- Kusehlar-e Sofla Location within Iran
- Coordinates: 37°02′48″N 46°03′38″E﻿ / ﻿37.04667°N 46.06056°E
- Country: Iran
- Province: West Azerbaijan
- County: Miandoab
- District: Baktash
- Rural District: Mozaffarabad

Population (2016)
- • Total: 510
- Time zone: UTC+3:30 (IRST)

= Kusehlar-e Sofla =

Village in West Azerbaijan province, Iran

Kusehlar-e Sofla (كوسه لرسفلي) (Note: Also romanized as Kūsehlar-e Soflá; also known as Kūsālār-e Soflá and Kūsehlar) is a village in Mozaffarabad Rural District of Baktash District in Miandoab County, West Azerbaijan province, Iran.

==Demographics==
===Population===
At the time of the 2006 National Census, the village's population was 501 in 125 households, when it was in Zarrineh Rud Rural District of the Central District.
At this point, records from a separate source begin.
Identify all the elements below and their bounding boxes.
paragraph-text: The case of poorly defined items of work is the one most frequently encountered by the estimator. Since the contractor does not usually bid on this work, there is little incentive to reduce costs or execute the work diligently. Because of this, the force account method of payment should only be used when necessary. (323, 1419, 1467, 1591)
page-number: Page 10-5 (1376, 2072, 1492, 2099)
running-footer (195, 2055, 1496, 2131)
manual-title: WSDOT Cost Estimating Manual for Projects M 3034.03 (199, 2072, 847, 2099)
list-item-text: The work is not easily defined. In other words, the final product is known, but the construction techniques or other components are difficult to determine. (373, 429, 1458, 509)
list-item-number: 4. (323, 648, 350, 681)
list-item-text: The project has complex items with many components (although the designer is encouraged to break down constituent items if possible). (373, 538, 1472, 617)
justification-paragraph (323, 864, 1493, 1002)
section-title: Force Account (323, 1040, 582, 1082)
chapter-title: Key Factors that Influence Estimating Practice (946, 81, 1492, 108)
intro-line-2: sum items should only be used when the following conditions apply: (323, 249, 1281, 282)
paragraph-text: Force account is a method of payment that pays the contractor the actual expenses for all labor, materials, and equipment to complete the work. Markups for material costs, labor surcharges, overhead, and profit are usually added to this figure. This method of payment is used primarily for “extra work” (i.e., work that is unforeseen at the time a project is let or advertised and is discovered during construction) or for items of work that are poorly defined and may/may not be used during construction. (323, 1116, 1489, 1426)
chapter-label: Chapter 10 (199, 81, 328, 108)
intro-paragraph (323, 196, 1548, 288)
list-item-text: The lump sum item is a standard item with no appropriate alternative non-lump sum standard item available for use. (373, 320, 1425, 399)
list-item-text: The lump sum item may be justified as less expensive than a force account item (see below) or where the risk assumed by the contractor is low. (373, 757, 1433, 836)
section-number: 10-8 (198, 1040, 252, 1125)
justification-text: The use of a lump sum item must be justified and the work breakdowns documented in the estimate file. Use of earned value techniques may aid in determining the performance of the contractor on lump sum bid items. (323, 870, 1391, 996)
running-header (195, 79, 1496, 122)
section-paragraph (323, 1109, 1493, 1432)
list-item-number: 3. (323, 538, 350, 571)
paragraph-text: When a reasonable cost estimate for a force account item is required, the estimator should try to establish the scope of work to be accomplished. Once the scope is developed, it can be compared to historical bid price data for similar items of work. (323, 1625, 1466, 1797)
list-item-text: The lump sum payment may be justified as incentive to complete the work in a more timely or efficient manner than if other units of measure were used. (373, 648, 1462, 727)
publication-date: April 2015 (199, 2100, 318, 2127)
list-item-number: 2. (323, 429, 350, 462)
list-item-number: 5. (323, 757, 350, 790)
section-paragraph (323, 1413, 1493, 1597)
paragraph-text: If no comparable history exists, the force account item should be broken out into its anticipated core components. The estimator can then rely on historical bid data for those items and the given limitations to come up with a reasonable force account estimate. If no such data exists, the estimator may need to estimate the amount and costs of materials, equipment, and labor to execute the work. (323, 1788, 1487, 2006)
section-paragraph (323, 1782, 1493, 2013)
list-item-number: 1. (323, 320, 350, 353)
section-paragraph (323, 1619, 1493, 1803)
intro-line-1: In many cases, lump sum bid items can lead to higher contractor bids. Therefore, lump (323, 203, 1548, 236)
The following census in 2011 counted 517 people in 140 households. The 2016 census measured the population of the village as 510 people in 151 households.

In 2020, the rural district was separated from the district in the establishment of Baktash District, and Kusehlar-e Sofla was transferred to Mozaffarabad Rural District created in the new district.